Friday 28 December 2012

New pants - just in time!

I have new pants, not as in American 'pants', no I have new underpants. They were needed, they weren't a Christmas present they were needed before that, it couldn't wait. This is probably too much information for you readers but I am sure you can cope with it, I mean everything else we do is laid bare for all to see so a little underpant talk should be a doddle for you.

The reason I required new undercrackers was twofold. Firstly I am the sort of person who doesn't get new pants very often. My shreddies become like good friends to me, each pair is acknowledged for the important  duty that it carries out, each pair is individally cherished and recognised as being slighty different to the other pairs. They are all important to me. So much so that  I tend to hang on to them for a little too long. Some of them are more hole than not hole, some are very thin, some are older than our oldest alpaca (and she's nearly 15), some just give up and fall off.

So just before Christmas I visited Mr Marks and Spencers online shop and new trollies were despatched to Patou HQ.

Dee, our oldest alpaca and Truffle earlier in the year when it was dry!

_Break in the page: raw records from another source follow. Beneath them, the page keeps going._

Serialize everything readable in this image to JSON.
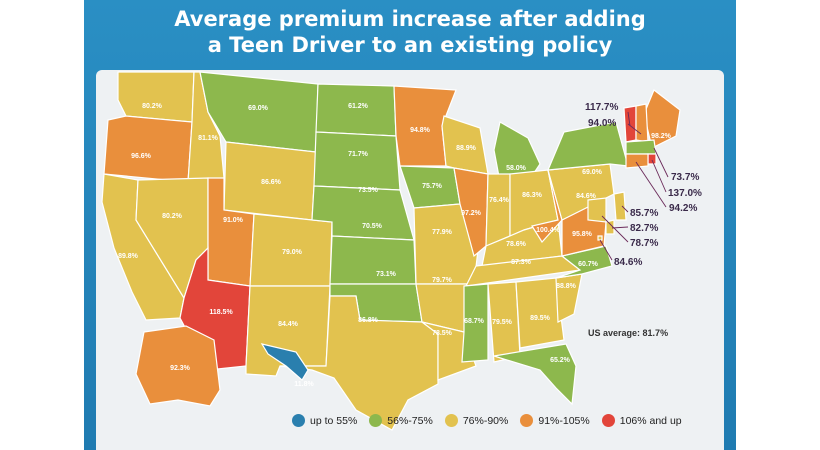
{
  "title_line1": "Average premium increase after adding",
  "title_line2": "a Teen Driver to an existing policy",
  "us_average_label": "US average:",
  "us_average_value": "81.7%",
  "colors": {
    "tier1": "#2a7fae",
    "tier2": "#8db84d",
    "tier3": "#e2c24f",
    "tier4": "#e98f3c",
    "tier5": "#e2453a"
  },
  "legend": [
    {
      "label": "up to 55%",
      "tier": "tier1"
    },
    {
      "label": "56%-75%",
      "tier": "tier2"
    },
    {
      "label": "76%-90%",
      "tier": "tier3"
    },
    {
      "label": "91%-105%",
      "tier": "tier4"
    },
    {
      "label": "106% and up",
      "tier": "tier5"
    }
  ],
  "states": [
    {
      "id": "wa",
      "value": "80.2%",
      "tier": "tier3"
    },
    {
      "id": "or",
      "value": "96.6%",
      "tier": "tier4"
    },
    {
      "id": "ca",
      "value": "89.8%",
      "tier": "tier3"
    },
    {
      "id": "id",
      "value": "81.1%",
      "tier": "tier3"
    },
    {
      "id": "nv",
      "value": "80.2%",
      "tier": "tier3"
    },
    {
      "id": "mt",
      "value": "69.0%",
      "tier": "tier2"
    },
    {
      "id": "wy",
      "value": "86.6%",
      "tier": "tier3"
    },
    {
      "id": "ut",
      "value": "91.0%",
      "tier": "tier4"
    },
    {
      "id": "az",
      "value": "118.5%",
      "tier": "tier5"
    },
    {
      "id": "co",
      "value": "79.0%",
      "tier": "tier3"
    },
    {
      "id": "nm",
      "value": "84.4%",
      "tier": "tier3"
    },
    {
      "id": "nd",
      "value": "61.2%",
      "tier": "tier2"
    },
    {
      "id": "sd",
      "value": "71.7%",
      "tier": "tier2"
    },
    {
      "id": "ne",
      "value": "73.5%",
      "tier": "tier2"
    },
    {
      "id": "ks",
      "value": "70.5%",
      "tier": "tier2"
    },
    {
      "id": "ok",
      "value": "73.1%",
      "tier": "tier2"
    },
    {
      "id": "tx",
      "value": "86.8%",
      "tier": "tier3"
    },
    {
      "id": "mn",
      "value": "94.8%",
      "tier": "tier4"
    },
    {
      "id": "ia",
      "value": "75.7%",
      "tier": "tier2"
    },
    {
      "id": "mo",
      "value": "77.9%",
      "tier": "tier3"
    },
    {
      "id": "ar",
      "value": "79.7%",
      "tier": "tier3"
    },
    {
      "id": "la",
      "value": "78.5%",
      "tier": "tier3"
    },
    {
      "id": "wi",
      "value": "88.9%",
      "tier": "tier3"
    },
    {
      "id": "il",
      "value": "97.2%",
      "tier": "tier4"
    },
    {
      "id": "mi",
      "value": "58.0%",
      "tier": "tier2"
    },
    {
      "id": "in",
      "value": "76.4%",
      "tier": "tier3"
    },
    {
      "id": "oh",
      "value": "86.3%",
      "tier": "tier3"
    },
    {
      "id": "ky",
      "value": "78.6%",
      "tier": "tier3"
    },
    {
      "id": "tn",
      "value": "87.3%",
      "tier": "tier3"
    },
    {
      "id": "ms",
      "value": "68.7%",
      "tier": "tier2"
    },
    {
      "id": "al",
      "value": "79.5%",
      "tier": "tier3"
    },
    {
      "id": "ga",
      "value": "89.5%",
      "tier": "tier3"
    },
    {
      "id": "fl",
      "value": "65.2%",
      "tier": "tier2"
    },
    {
      "id": "sc",
      "value": "88.8%",
      "tier": "tier3"
    },
    {
      "id": "nc",
      "value": "60.7%",
      "tier": "tier2"
    },
    {
      "id": "va",
      "value": "95.8%",
      "tier": "tier4"
    },
    {
      "id": "wv",
      "value": "100.4%",
      "tier": "tier4"
    },
    {
      "id": "pa",
      "value": "84.6%",
      "tier": "tier3"
    },
    {
      "id": "ny",
      "value": "69.0%",
      "tier": "tier2"
    },
    {
      "id": "me",
      "value": "98.2%",
      "tier": "tier4"
    },
    {
      "id": "ak",
      "value": "92.3%",
      "tier": "tier4"
    },
    {
      "id": "hi",
      "value": "11.8%",
      "tier": "tier1"
    }
  ],
  "northeast": [
    {
      "id": "vt",
      "value": "117.7%",
      "tier": "tier5"
    },
    {
      "id": "nh",
      "value": "94.0%",
      "tier": "tier4"
    },
    {
      "id": "ma",
      "value": "73.7%",
      "tier": "tier2"
    },
    {
      "id": "ri",
      "value": "137.0%",
      "tier": "tier5"
    },
    {
      "id": "ct",
      "value": "94.2%",
      "tier": "tier4"
    },
    {
      "id": "nj",
      "value": "85.7%",
      "tier": "tier3"
    },
    {
      "id": "de",
      "value": "82.7%",
      "tier": "tier3"
    },
    {
      "id": "md",
      "value": "78.7%",
      "tier": "tier3"
    },
    {
      "id": "dc",
      "value": "84.6%",
      "tier": "tier3"
    }
  ]
}
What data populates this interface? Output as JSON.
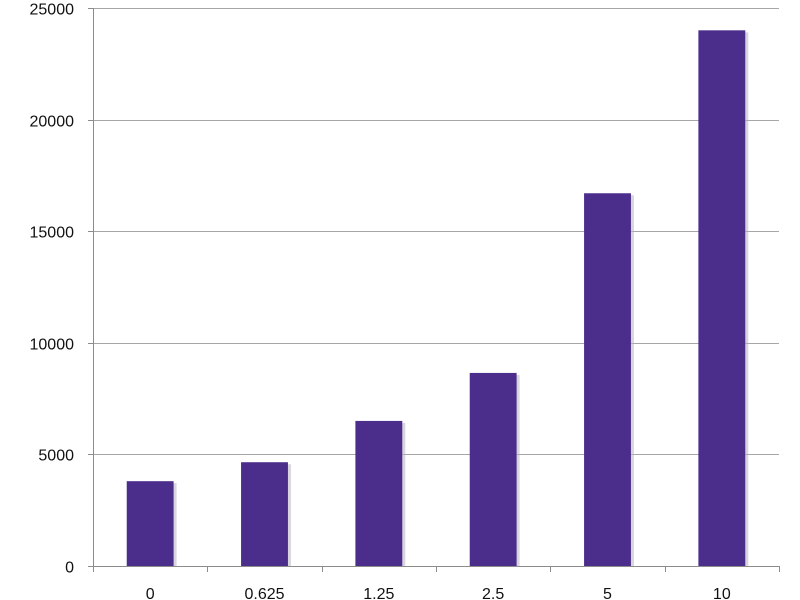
{
  "chart_data": {
    "type": "bar",
    "title": "",
    "xlabel": "",
    "ylabel": "",
    "categories": [
      "0",
      "0.625",
      "1.25",
      "2.5",
      "5",
      "10"
    ],
    "values": [
      3800,
      4650,
      6500,
      8650,
      16700,
      24000
    ],
    "ylim": [
      0,
      25000
    ],
    "yticks": [
      0,
      5000,
      10000,
      15000,
      20000,
      25000
    ],
    "ytick_labels": [
      "0",
      "5000",
      "10000",
      "15000",
      "20000",
      "25000"
    ],
    "grid": true,
    "legend": "none",
    "colors": {
      "bar": "#4b2d8c",
      "bar_shadow": "#b9b3c4",
      "grid": "#a6a6a6",
      "axis": "#8c8c8c"
    }
  }
}
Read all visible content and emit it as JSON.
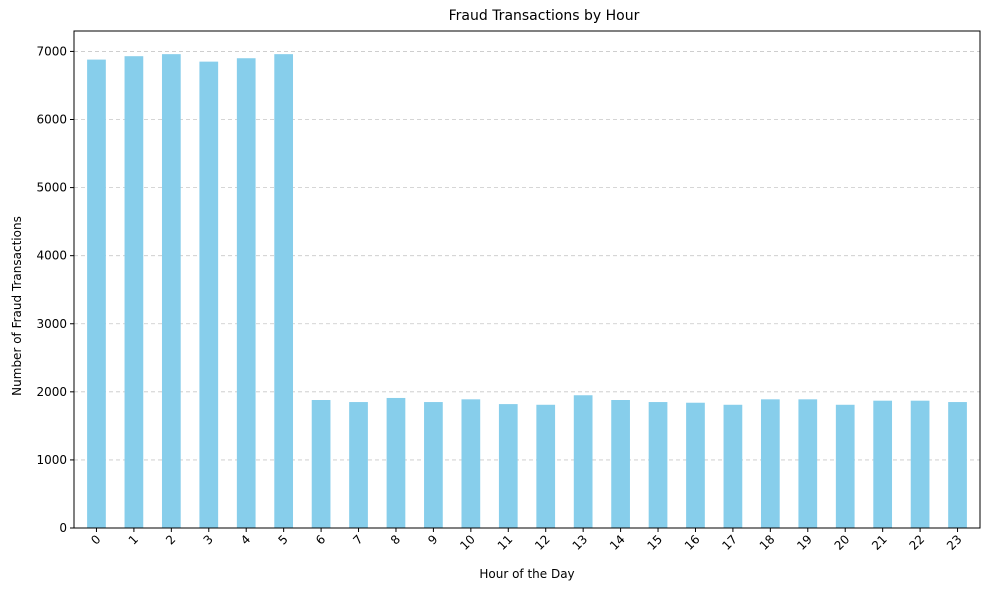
{
  "chart_data": {
    "type": "bar",
    "title": "Fraud Transactions by Hour",
    "xlabel": "Hour of the Day",
    "ylabel": "Number of Fraud Transactions",
    "categories": [
      "0",
      "1",
      "2",
      "3",
      "4",
      "5",
      "6",
      "7",
      "8",
      "9",
      "10",
      "11",
      "12",
      "13",
      "14",
      "15",
      "16",
      "17",
      "18",
      "19",
      "20",
      "21",
      "22",
      "23"
    ],
    "values": [
      6880,
      6930,
      6960,
      6850,
      6900,
      6960,
      1880,
      1850,
      1910,
      1850,
      1890,
      1820,
      1810,
      1950,
      1880,
      1850,
      1840,
      1810,
      1890,
      1890,
      1810,
      1870,
      1870,
      1850
    ],
    "ylim": [
      0,
      7300
    ],
    "yticks": [
      0,
      1000,
      2000,
      3000,
      4000,
      5000,
      6000,
      7000
    ],
    "grid": "horizontal dashed",
    "bar_color": "#87ceeb",
    "grid_color": "#c8c8c8",
    "x_tick_rotation": "45"
  }
}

They have been well used since their arrival mainly due to the weather. Patouland is nestled at the head of a beautiful valley on the magnificent Fonthill Estate. The Fonthill Estate bottles it's own water and provides all residents (including us) with free mains tap water. That may give you an idea as to how much water there is in these parts. The water that they produce is pumped from deep underground I presume but to get there it obviously has to fall out of the sky first. This year, as us outdoorsy types are aware, has been rather wet, there has been rather a lot of water falling out of the sky. A lot of it came during the summer meaning that when the winter rains arrived there was nowhere for it to go. Puddles became ponds, Springs have sprung up everywhere here and I am permanently sinking when I am outside. Gone are the days when I could skip across sodden ground with the nimbleness and surefootedness of a light skippy thing. Now, one large wellie is placed on the ground and the second one is gradually ripped with a noisy squelch from the thick sucking mud as wellie number one is slowly disappearing into a muddy abyss, and so on.

I also picked a good year to decide to forage for all of our firewood from the surrounding woodland. I know I should have started in the summer (would it have made any difference?) and filled up the log shed but I didn't. As a a result I trudge up the slippery slopes to the woods with a saw and my wheelbarrow to select fallen wood that isn't too wet. When I find a nice thick branch that has fallen from a big tree, be it Oak, Ash or Elm, and see that it has been caught in the branches and is therefore just hanging there with only it's toe touching the ground my excitement is almost uncontrollable. I dream of dry seasoned wood, seriously I do!

The treacherous slope when it was dry and not a health hazard (it's steeper than it looks!)

Anyway the second reason my new undercrackers have become invaluable is because of the descent I have to make from the woodland with a wheelbarrow full of freshly chopped logs. To get home with my logs I need to tackle a steep treacherous slope. Walking down a steep slope with a heavy wheelbarrow is hard enough but when that slope is covered in what feels underfoot like watery snot the danger level is escalated to a very high level. As a consequence I have fallen over more times than I would care to remember over the last two months or so. Falling over when stone cold sober is unfamiliar territory for me but I must do it, despite preparing myself and trying very hard not to do it, at least twice a week. A man of my stature landing on wet ground means wet underpants every time, hence my need for reinforcements in the underwear draw.

Next blog - alpaca stuff, honest!

5 comments:

Unknown said...

Spray on Gortex...might help when you are skidding on your under crackers?

Karen Oglesby - Meon Valley Alpacas said...

That was just too much - OMG the images in my mind I think I will not get over them!! Please no more talk of your pants new or old, especially old!

Rob @ Wellground said...

Dodgy mental image of Jim Royale in the Christmas Special comes immediately to mind.

Rosemary said...

Carl also has new Christmas pants due to a failing in the elastication department and the traumatisation of the boy due to said failing.

Judi said...

Well the solution is obvious...fancy spending all that money on new pants...all you needed to do was to hunt out a pair of those rubber pants we used to use over terry nappies! Pop them on each time you go out in the mud and you'll be assured of a dry bot whether you slip or not but.. definately no photos please!